Bernie nods. "He wasn't willing to entertain even the possibility of collusion," she says. "It has been a steep learning curve for us, but as time went on, we began to get tough. We began to share information with human rights groups."

Five years on, the £7 million investigation seems to have run into the sand. Port has left. No one has been convicted of Nelson's murder. Last week, Sheila brought a judicial review to try to force the British government to publish the report by Judge Peter Cory, "More importantly," she says, "We want a date for the inquiry to begin. Cory was only ever a side show anyway."

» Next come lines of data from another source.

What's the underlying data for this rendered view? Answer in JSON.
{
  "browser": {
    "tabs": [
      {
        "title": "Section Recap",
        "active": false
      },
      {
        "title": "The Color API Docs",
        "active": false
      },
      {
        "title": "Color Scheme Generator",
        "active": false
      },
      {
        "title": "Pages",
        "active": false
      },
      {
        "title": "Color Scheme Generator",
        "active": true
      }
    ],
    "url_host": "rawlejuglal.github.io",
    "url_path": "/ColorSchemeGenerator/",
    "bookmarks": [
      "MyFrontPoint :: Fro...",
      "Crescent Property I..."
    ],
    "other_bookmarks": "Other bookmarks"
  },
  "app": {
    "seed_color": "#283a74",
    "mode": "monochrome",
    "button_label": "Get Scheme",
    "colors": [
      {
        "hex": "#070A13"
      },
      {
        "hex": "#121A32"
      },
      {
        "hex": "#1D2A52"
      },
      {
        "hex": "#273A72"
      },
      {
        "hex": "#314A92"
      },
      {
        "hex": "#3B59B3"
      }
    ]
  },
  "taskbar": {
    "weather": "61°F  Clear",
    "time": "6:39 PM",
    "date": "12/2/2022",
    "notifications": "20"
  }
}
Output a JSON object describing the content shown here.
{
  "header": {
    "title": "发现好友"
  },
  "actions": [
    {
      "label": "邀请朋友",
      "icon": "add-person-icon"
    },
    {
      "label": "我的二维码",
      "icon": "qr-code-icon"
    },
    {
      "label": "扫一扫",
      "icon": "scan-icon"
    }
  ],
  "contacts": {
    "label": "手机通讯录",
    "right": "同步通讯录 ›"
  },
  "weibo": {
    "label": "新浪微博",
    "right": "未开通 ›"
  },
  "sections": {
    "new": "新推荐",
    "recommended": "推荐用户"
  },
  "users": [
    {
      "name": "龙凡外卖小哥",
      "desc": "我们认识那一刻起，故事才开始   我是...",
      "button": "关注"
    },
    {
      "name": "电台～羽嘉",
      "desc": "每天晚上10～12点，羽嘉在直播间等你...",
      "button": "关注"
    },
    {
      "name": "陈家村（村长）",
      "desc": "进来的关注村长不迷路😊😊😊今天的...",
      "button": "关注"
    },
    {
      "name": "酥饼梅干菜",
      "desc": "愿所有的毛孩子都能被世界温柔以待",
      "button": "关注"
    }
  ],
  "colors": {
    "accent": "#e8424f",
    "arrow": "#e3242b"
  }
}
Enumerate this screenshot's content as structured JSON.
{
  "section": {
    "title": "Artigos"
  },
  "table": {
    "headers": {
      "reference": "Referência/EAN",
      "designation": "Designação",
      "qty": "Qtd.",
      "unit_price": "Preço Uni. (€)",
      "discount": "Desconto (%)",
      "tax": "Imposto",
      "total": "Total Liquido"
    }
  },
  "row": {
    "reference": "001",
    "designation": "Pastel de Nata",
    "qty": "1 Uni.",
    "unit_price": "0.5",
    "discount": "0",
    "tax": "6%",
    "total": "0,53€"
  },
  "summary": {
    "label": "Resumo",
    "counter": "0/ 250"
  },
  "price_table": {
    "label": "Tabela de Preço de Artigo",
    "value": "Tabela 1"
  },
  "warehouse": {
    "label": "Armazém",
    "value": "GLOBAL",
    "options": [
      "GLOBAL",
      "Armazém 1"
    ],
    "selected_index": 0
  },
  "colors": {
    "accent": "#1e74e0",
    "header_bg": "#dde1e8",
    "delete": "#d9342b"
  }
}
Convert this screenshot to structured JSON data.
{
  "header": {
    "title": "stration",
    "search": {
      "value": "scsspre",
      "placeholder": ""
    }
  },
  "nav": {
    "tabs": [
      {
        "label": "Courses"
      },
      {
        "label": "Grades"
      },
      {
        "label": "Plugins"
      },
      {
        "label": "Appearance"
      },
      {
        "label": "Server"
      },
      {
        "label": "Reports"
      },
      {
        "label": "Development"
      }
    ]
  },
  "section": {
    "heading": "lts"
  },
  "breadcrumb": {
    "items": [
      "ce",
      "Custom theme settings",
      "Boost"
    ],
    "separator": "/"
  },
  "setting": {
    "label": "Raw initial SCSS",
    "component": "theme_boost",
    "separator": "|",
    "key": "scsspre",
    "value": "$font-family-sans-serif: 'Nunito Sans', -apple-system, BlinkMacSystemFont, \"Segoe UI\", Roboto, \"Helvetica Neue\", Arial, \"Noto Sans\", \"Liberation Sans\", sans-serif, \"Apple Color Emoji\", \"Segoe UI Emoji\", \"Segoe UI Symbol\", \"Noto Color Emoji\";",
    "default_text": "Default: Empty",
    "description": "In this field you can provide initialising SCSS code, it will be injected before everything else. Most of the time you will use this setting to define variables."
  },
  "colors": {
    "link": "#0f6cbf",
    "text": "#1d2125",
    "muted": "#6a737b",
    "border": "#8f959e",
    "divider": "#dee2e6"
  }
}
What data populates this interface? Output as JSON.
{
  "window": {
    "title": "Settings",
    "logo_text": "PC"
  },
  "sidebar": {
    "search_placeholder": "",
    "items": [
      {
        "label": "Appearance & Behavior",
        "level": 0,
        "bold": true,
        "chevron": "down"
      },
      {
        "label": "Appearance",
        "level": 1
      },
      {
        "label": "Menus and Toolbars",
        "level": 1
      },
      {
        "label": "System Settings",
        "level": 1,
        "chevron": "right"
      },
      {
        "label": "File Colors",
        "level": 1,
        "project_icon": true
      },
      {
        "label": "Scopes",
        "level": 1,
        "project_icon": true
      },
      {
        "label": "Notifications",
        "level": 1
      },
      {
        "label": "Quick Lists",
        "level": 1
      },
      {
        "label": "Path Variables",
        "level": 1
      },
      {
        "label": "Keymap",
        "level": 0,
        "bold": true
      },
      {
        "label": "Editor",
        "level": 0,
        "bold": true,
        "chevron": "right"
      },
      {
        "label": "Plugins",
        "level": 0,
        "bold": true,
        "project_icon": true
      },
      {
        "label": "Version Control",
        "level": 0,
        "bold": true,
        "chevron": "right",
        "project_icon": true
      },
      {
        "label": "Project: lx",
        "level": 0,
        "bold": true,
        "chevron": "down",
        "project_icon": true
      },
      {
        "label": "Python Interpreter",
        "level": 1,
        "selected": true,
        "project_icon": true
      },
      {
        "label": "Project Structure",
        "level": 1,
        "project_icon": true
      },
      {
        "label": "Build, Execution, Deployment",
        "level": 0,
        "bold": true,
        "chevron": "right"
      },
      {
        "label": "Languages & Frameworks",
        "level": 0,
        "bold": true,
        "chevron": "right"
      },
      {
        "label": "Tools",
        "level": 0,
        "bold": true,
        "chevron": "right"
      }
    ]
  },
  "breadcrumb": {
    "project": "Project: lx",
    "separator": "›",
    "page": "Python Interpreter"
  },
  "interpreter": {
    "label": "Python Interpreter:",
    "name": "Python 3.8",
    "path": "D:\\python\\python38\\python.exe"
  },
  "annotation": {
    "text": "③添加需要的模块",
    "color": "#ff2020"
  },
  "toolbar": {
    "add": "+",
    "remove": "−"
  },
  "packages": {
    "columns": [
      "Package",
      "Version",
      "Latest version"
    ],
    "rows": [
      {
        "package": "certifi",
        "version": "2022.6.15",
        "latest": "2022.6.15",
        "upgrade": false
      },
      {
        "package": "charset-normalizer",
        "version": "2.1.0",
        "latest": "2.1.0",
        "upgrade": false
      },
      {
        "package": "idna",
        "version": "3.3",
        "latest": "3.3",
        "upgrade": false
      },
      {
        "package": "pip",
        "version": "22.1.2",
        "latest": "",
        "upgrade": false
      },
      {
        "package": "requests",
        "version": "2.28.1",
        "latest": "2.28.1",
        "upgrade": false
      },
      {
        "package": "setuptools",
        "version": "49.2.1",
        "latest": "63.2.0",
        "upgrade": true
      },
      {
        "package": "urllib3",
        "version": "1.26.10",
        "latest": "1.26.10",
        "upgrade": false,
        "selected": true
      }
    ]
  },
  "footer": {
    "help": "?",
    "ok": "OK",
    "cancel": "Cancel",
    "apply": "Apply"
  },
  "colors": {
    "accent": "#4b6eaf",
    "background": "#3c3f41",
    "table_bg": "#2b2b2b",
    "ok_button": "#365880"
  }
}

However, the family is angry that while they have not seen Cory's report, members of the security forces named in it, as well as the DPP, have. They are now convinced the RUC and the Royal Irish Regiment knew Rosemary was going to be killed. They believe only an inquiry will show the true role of the security forces.

Cory was forced to reveal late last year that he had told the British government it should initiate inquiries into the murders of Nelson, Pat Finucane, Robert Hamill and Billy Wright. "We don't need to prove the need for an inquiry any more," says Bernie. "That part is done."

The family's campaign has been a quiet one. They've met the minister for foreign affairs, Brian Cowan, successive British secretaries of state for NI, and the chief constable, Hugh Orde, but haven't sought publicity for these talks. "We're private people," says Bernie. "We're not out to batter the system," says Eunan. "All we want is the truth," says Sheila. "If it had been one of us, Rosemary wouldn't have left one stone unturned. She deserves justice."